ACCURACY :  0.4445668463710014


## **1. The Logic of the Two Loops**
The SGD algorithm uses two nested loops to train the model.

### **The Outer Loop (`epochs`)**
*   **Code:** `for i in range(self.epochs):`
*   **Purpose:** Controls how many times we cycle through the entire training process.
*   **Why:** One pass through the data is rarely enough. We need to repeat the process multiple times to fine-tune the weights effectively.

### **The Inner Loop (`data rows`)**
*   **Code:** `for j in range(X_train.shape[0]):`
*   **Purpose:** Runs once for every single row (sample) in your training data.
*   **What happens inside:**
    1.  Pick **ONE random row** (`idx`).
    2.  Calculate the error for *that specific row*.
    3.  **Immediately update** the weights (`coef_` and `intercept_`) based on that single error.
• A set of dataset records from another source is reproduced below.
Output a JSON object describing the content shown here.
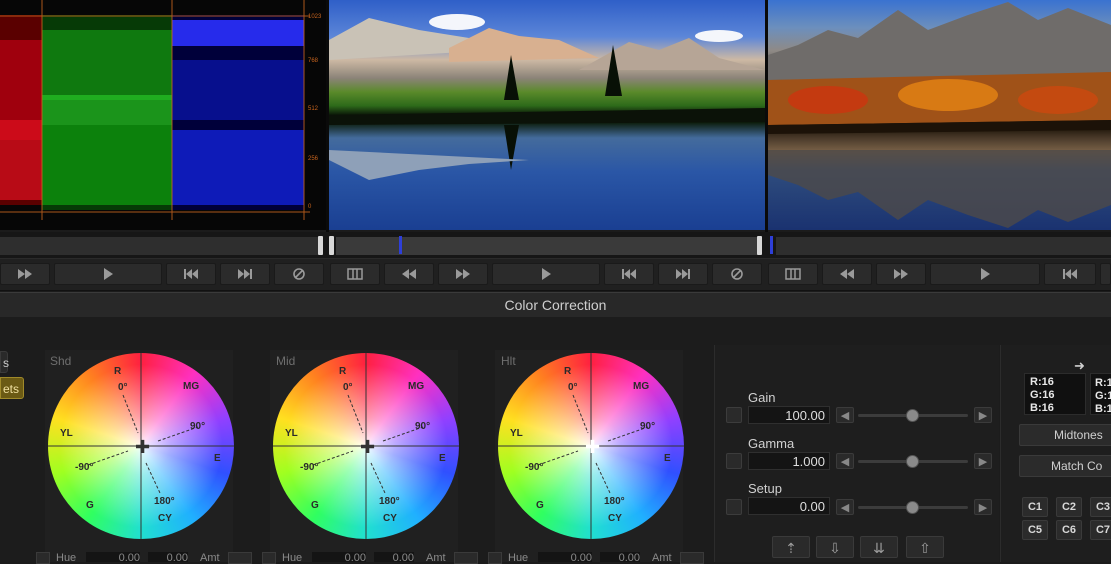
{
  "scope": {
    "scale_labels": [
      "1023",
      "768",
      "512",
      "256",
      "0"
    ]
  },
  "panel": {
    "title": "Color Correction"
  },
  "left_stubs": [
    "s",
    "ets"
  ],
  "wheels": [
    {
      "label": "Shd",
      "marks": {
        "r": "R",
        "mg": "MG",
        "yl": "YL",
        "e": "E",
        "g": "G",
        "cy": "CY",
        "deg0": "0°",
        "deg90": "90°",
        "degm90": "-90°",
        "deg180": "180°"
      }
    },
    {
      "label": "Mid",
      "marks": {
        "r": "R",
        "mg": "MG",
        "yl": "YL",
        "e": "E",
        "g": "G",
        "cy": "CY",
        "deg0": "0°",
        "deg90": "90°",
        "degm90": "-90°",
        "deg180": "180°"
      }
    },
    {
      "label": "Hlt",
      "marks": {
        "r": "R",
        "mg": "MG",
        "yl": "YL",
        "e": "E",
        "g": "G",
        "cy": "CY",
        "deg0": "0°",
        "deg90": "90°",
        "degm90": "-90°",
        "deg180": "180°"
      }
    }
  ],
  "wheel_bottom": {
    "hue": "Hue",
    "v1": "0.00",
    "v2": "0.00",
    "amt": "Amt"
  },
  "params": [
    {
      "label": "Gain",
      "value": "100.00"
    },
    {
      "label": "Gamma",
      "value": "1.000"
    },
    {
      "label": "Setup",
      "value": "0.00"
    }
  ],
  "picker": {
    "swatch1": [
      "R:16",
      "G:16",
      "B:16"
    ],
    "swatch2": [
      "R:1",
      "G:1",
      "B:1"
    ],
    "midtones": "Midtones",
    "match": "Match Co"
  },
  "memories": [
    "C1",
    "C2",
    "C3",
    "C5",
    "C6",
    "C7"
  ]
}
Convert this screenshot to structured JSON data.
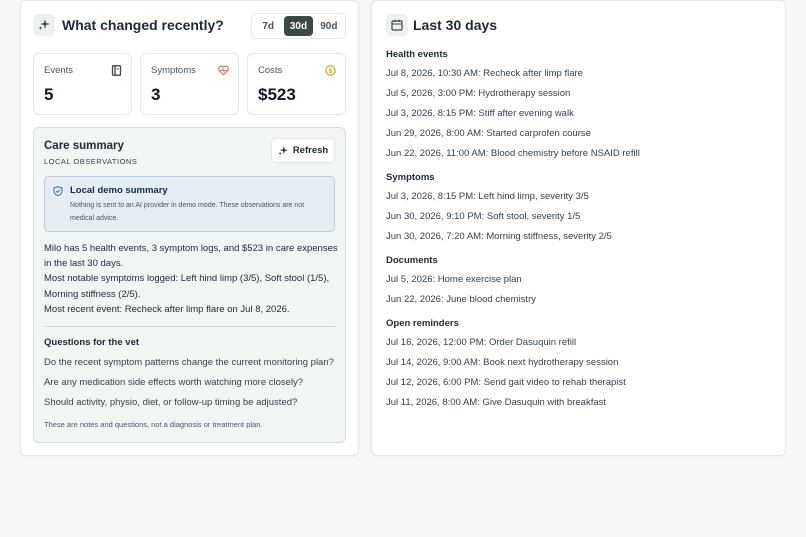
{
  "left": {
    "title": "What changed recently?",
    "range_options": [
      "7d",
      "30d",
      "90d"
    ],
    "range_selected": "30d",
    "metrics": [
      {
        "label": "Events",
        "value": "5",
        "icon": "book-icon",
        "color": "#3d4a44"
      },
      {
        "label": "Symptoms",
        "value": "3",
        "icon": "heart-pulse-icon",
        "color": "#e07a5f"
      },
      {
        "label": "Costs",
        "value": "$523",
        "icon": "coin-icon",
        "color": "#d4a017"
      }
    ],
    "care_summary": {
      "title": "Care summary",
      "subtitle": "LOCAL OBSERVATIONS",
      "refresh_label": "Refresh",
      "demo_title": "Local demo summary",
      "demo_text": "Nothing is sent to an AI provider in demo mode. These observations are not medical advice.",
      "summary_lines": [
        "Milo has 5 health events, 3 symptom logs, and $523 in care expenses in the last 30 days.",
        "Most notable symptoms logged: Left hind limp (3/5), Soft stool (1/5), Morning stiffness (2/5).",
        "Most recent event: Recheck after limp flare on Jul 8, 2026."
      ],
      "questions_title": "Questions for the vet",
      "questions": [
        "Do the recent symptom patterns change the current monitoring plan?",
        "Are any medication side effects worth watching more closely?",
        "Should activity, physio, diet, or follow-up timing be adjusted?"
      ],
      "footnote": "These are notes and questions, not a diagnosis or treatment plan."
    }
  },
  "right": {
    "title": "Last 30 days",
    "sections": [
      {
        "title": "Health events",
        "items": [
          "Jul 8, 2026, 10:30 AM: Recheck after limp flare",
          "Jul 5, 2026, 3:00 PM: Hydrotherapy session",
          "Jul 3, 2026, 8:15 PM: Stiff after evening walk",
          "Jun 29, 2026, 8:00 AM: Started carprofen course",
          "Jun 22, 2026, 11:00 AM: Blood chemistry before NSAID refill"
        ]
      },
      {
        "title": "Symptoms",
        "items": [
          "Jul 3, 2026, 8:15 PM: Left hind limp, severity 3/5",
          "Jun 30, 2026, 9:10 PM: Soft stool, severity 1/5",
          "Jun 30, 2026, 7:20 AM: Morning stiffness, severity 2/5"
        ]
      },
      {
        "title": "Documents",
        "items": [
          "Jul 5, 2026: Home exercise plan",
          "Jun 22, 2026: June blood chemistry"
        ]
      },
      {
        "title": "Open reminders",
        "items": [
          "Jul 16, 2026, 12:00 PM: Order Dasuquin refill",
          "Jul 14, 2026, 9:00 AM: Book next hydrotherapy session",
          "Jul 12, 2026, 6:00 PM: Send gait video to rehab therapist",
          "Jul 11, 2026, 8:00 AM: Give Dasuquin with breakfast"
        ]
      }
    ]
  }
}
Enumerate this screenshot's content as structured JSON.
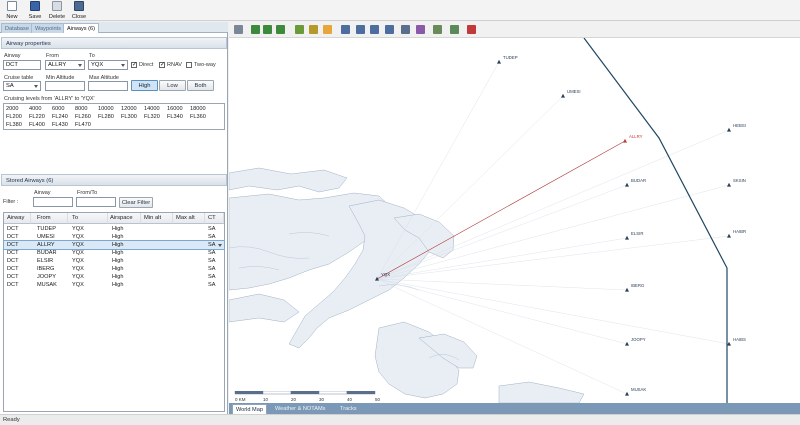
{
  "toolbar": {
    "new_label": "New",
    "save_label": "Save",
    "delete_label": "Delete",
    "close_label": "Close"
  },
  "left_tabs": [
    "Database",
    "Waypoints",
    "Airways (6)"
  ],
  "airway_properties": {
    "header": "Airway properties",
    "airway_label": "Airway",
    "airway_value": "DCT",
    "from_label": "From",
    "from_value": "ALLRY",
    "to_label": "To",
    "to_value": "YQX",
    "direct_label": "Direct",
    "direct_checked": true,
    "rnav_label": "RNAV",
    "rnav_checked": true,
    "twoway_label": "Two-way",
    "twoway_checked": false,
    "cruise_table_label": "Cruise table",
    "cruise_table_value": "SA",
    "min_alt_label": "Min Altitude",
    "min_alt_value": "",
    "max_alt_label": "Max Altitude",
    "max_alt_value": "",
    "high_label": "High",
    "low_label": "Low",
    "both_label": "Both",
    "cruising_caption": "Cruising levels from 'ALLRY' to 'YQX'",
    "levels": [
      [
        "2000",
        "4000",
        "6000",
        "8000",
        "10000",
        "12000",
        "14000",
        "16000",
        "18000"
      ],
      [
        "FL200",
        "FL220",
        "FL240",
        "FL260",
        "FL280",
        "FL300",
        "FL320",
        "FL340",
        "FL360"
      ],
      [
        "FL380",
        "FL400",
        "FL430",
        "FL470"
      ]
    ]
  },
  "stored_airways": {
    "header": "Stored Airways (6)",
    "filter_label": "Filter :",
    "airway_filter_label": "Airway",
    "fromto_filter_label": "From/To",
    "clear_filter_label": "Clear Filter",
    "columns": [
      "Airway",
      "From",
      "To",
      "Airspace",
      "Min alt",
      "Max alt",
      "CT"
    ],
    "rows": [
      [
        "DCT",
        "TUDEP",
        "YQX",
        "High",
        "",
        "",
        "SA"
      ],
      [
        "DCT",
        "UMESI",
        "YQX",
        "High",
        "",
        "",
        "SA"
      ],
      [
        "DCT",
        "ALLRY",
        "YQX",
        "High",
        "",
        "",
        "SA"
      ],
      [
        "DCT",
        "BUDAR",
        "YQX",
        "High",
        "",
        "",
        "SA"
      ],
      [
        "DCT",
        "ELSIR",
        "YQX",
        "High",
        "",
        "",
        "SA"
      ],
      [
        "DCT",
        "IBERG",
        "YQX",
        "High",
        "",
        "",
        "SA"
      ],
      [
        "DCT",
        "JOOPY",
        "YQX",
        "High",
        "",
        "",
        "SA"
      ],
      [
        "DCT",
        "MUSAK",
        "YQX",
        "High",
        "",
        "",
        "SA"
      ]
    ],
    "selected_row": 2
  },
  "map": {
    "toolbar_icons": [
      "map-select-icon",
      "zoom-in-icon",
      "zoom-out-icon",
      "zoom-fit-icon",
      "settings-icon",
      "airport-icon",
      "highlight-icon",
      "ndb-icon",
      "vor-icon",
      "fix-icon",
      "rwy-icon",
      "ils-icon",
      "airway-icon",
      "layers-icon",
      "route-icon",
      "link-icon"
    ],
    "waypoints": [
      {
        "name": "TUDEP",
        "red": false
      },
      {
        "name": "UMESI",
        "red": false
      },
      {
        "name": "ALLRY",
        "red": true
      },
      {
        "name": "HEBSI",
        "red": false
      },
      {
        "name": "BUDAR",
        "red": false
      },
      {
        "name": "SKSIN",
        "red": false
      },
      {
        "name": "ELSIR",
        "red": false
      },
      {
        "name": "HAIBR",
        "red": false
      },
      {
        "name": "IBERG",
        "red": false
      },
      {
        "name": "JOOPY",
        "red": false
      },
      {
        "name": "HAIBS",
        "red": false
      },
      {
        "name": "MUSAK",
        "red": false
      },
      {
        "name": "NOVLE",
        "red": false
      },
      {
        "name": "YQX",
        "red": false
      }
    ],
    "scale_labels": [
      "0 KM",
      "10",
      "20",
      "30",
      "40",
      "50"
    ],
    "bottom_tabs": [
      "World Map",
      "Weather & NOTAMs",
      "Tracks"
    ]
  },
  "status": "Ready",
  "colors": {
    "accent": "#5c8fbe",
    "route_line": "#b23a3a",
    "fir_boundary": "#1f4660",
    "map_tab_bar": "#7b98b7"
  }
}
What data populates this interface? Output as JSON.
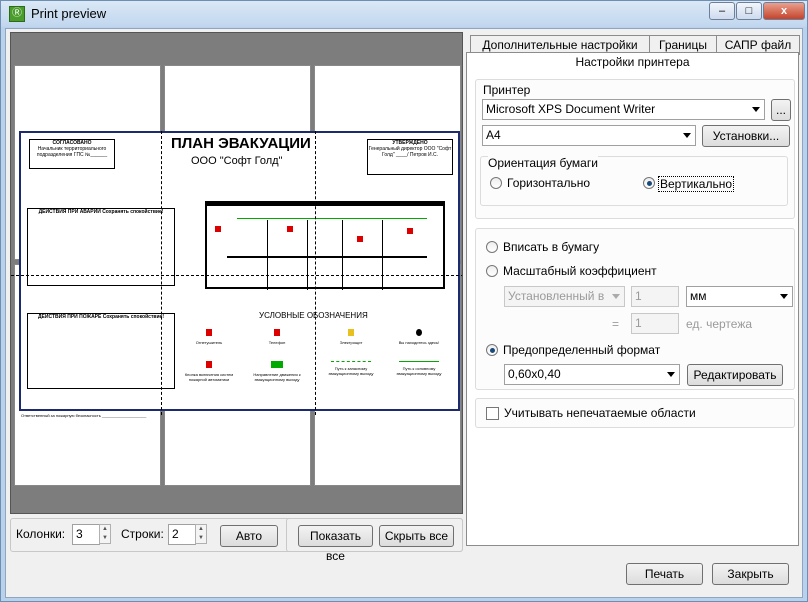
{
  "window": {
    "title": "Print preview",
    "minimize": "–",
    "maximize": "□",
    "close": "x"
  },
  "tabs": [
    {
      "label": "Дополнительные настройки"
    },
    {
      "label": "Границы"
    },
    {
      "label": "САПР файл"
    },
    {
      "label": "Настройки принтера"
    }
  ],
  "printer": {
    "group_label": "Принтер",
    "name": "Microsoft XPS Document Writer",
    "browse": "...",
    "paper": "A4",
    "setup_button": "Установки...",
    "orientation_label": "Ориентация бумаги",
    "landscape": "Горизонтально",
    "portrait": "Вертикально"
  },
  "scale": {
    "fit": "Вписать в бумагу",
    "factor": "Масштабный коэффициент",
    "mode": "Установленный в",
    "value1": "1",
    "unit": "мм",
    "eq": "=",
    "value2": "1",
    "drawing_units": "ед. чертежа",
    "predefined": "Предопределенный формат",
    "format": "0,60x0,40",
    "edit_button": "Редактировать"
  },
  "nonprint": {
    "label": "Учитывать непечатаемые области"
  },
  "layout": {
    "columns_label": "Колонки:",
    "columns_value": "3",
    "rows_label": "Строки:",
    "rows_value": "2",
    "auto": "Авто",
    "show_all": "Показать все",
    "hide_all": "Скрыть все"
  },
  "footer": {
    "print": "Печать",
    "close": "Закрыть"
  },
  "plan": {
    "title": "ПЛАН ЭВАКУАЦИИ",
    "company": "ООО \"Софт Голд\"",
    "agreed": "СОГЛАСОВАНО",
    "approved": "УТВЕРЖДЕНО",
    "agreed_text": "Начальник территориального подразделения ГПС №______",
    "approved_text": "Генеральный директор ООО \"Софт Голд\" ____/ Петров И.С.",
    "accident": "ДЕЙСТВИЯ ПРИ АВАРИИ Сохранять спокойствие!",
    "fire": "ДЕЙСТВИЯ ПРИ ПОЖАРЕ Сохранять спокойствие!",
    "legend_title": "УСЛОВНЫЕ ОБОЗНАЧЕНИЯ",
    "responsible": "Ответственный за пожарную безопасность ____________________",
    "legend": [
      "Огнетушитель",
      "Телефон",
      "Электрощит",
      "Вы находитесь здесь!",
      "Кнопка включения систем пожарной автоматики",
      "Направление движения к эвакуационному выходу",
      "Путь к запасному эвакуационному выходу",
      "Путь к основному эвакуационному выходу"
    ]
  }
}
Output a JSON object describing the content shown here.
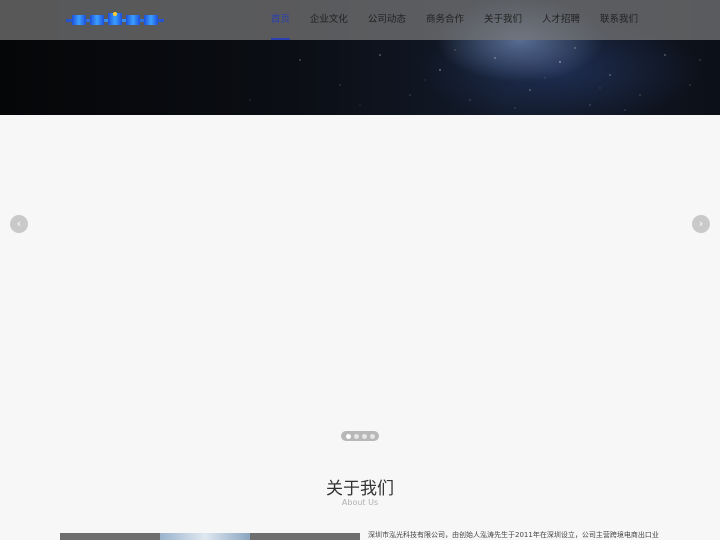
{
  "nav": {
    "items": [
      {
        "label": "首页",
        "active": true
      },
      {
        "label": "企业文化",
        "active": false
      },
      {
        "label": "公司动态",
        "active": false
      },
      {
        "label": "商务合作",
        "active": false
      },
      {
        "label": "关于我们",
        "active": false
      },
      {
        "label": "人才招聘",
        "active": false
      },
      {
        "label": "联系我们",
        "active": false
      }
    ]
  },
  "slider": {
    "prev_icon": "chevron-left-icon",
    "next_icon": "chevron-right-icon",
    "prev_glyph": "‹",
    "next_glyph": "›",
    "slide_count": 4,
    "active_slide": 1
  },
  "about": {
    "title": "关于我们",
    "subtitle": "About Us",
    "text": "深圳市泓光科技有限公司，由创始人泓涛先生于2011年在深圳设立，公司主营跨境电商出口业"
  },
  "colors": {
    "accent": "#2a3fb0",
    "nav_bg": "#787878"
  }
}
## **2. Total Number of Updates**
Unlike Batch Gradient Descent (which updates once per epoch), SGD updates **thousands of times per epoch**.

**Formula:**
$$ \text{Total Updates} = \text{Number of Rows} \times \text{Number of Epochs} $$

**Example Scenario:**
*   **Data Rows:** 1,000
*   **Epochs:** 100

| Loop | Iterations |
| :--- | :--- |
| Inner Loop | 1,000 times (per epoch) |
| Outer Loop | 100 times |
| **Total Weight Updates** | **$1,000 \times 100 = 100,000$ times** |
> *Note: It is multiplication, not power ($1000^{100}$).*


## **3. Why We Only Keep the Final Values**
You might wonder: *"Doesn't the variable just get overwritten every time? Do we lose the previous learning?"*
**No, we don't lose learning. We build upon it.**
*   `self.coef_` and `self.intercept_` are **persistent variables**.
*   Every update allows the values to "step" closer to the optimal solution.
**The Process:**
1.  **Update #1:** Value starts at `1.0` (Guess) $\rightarrow$ updates to `0.9` (Slightly better).
2.  **Update #2:** Starts at `0.9` $\rightarrow$ updates to `0.85` (Better).
3.  ...
4.  **Update #100,000:** Starts at `Optimal` $\rightarrow$ updates to `Even More Optimal`.
The value at the end of the 100th epoch represents the **culmination of 100,000 small improvements**. We only need this final, most accurate version to make future predictions.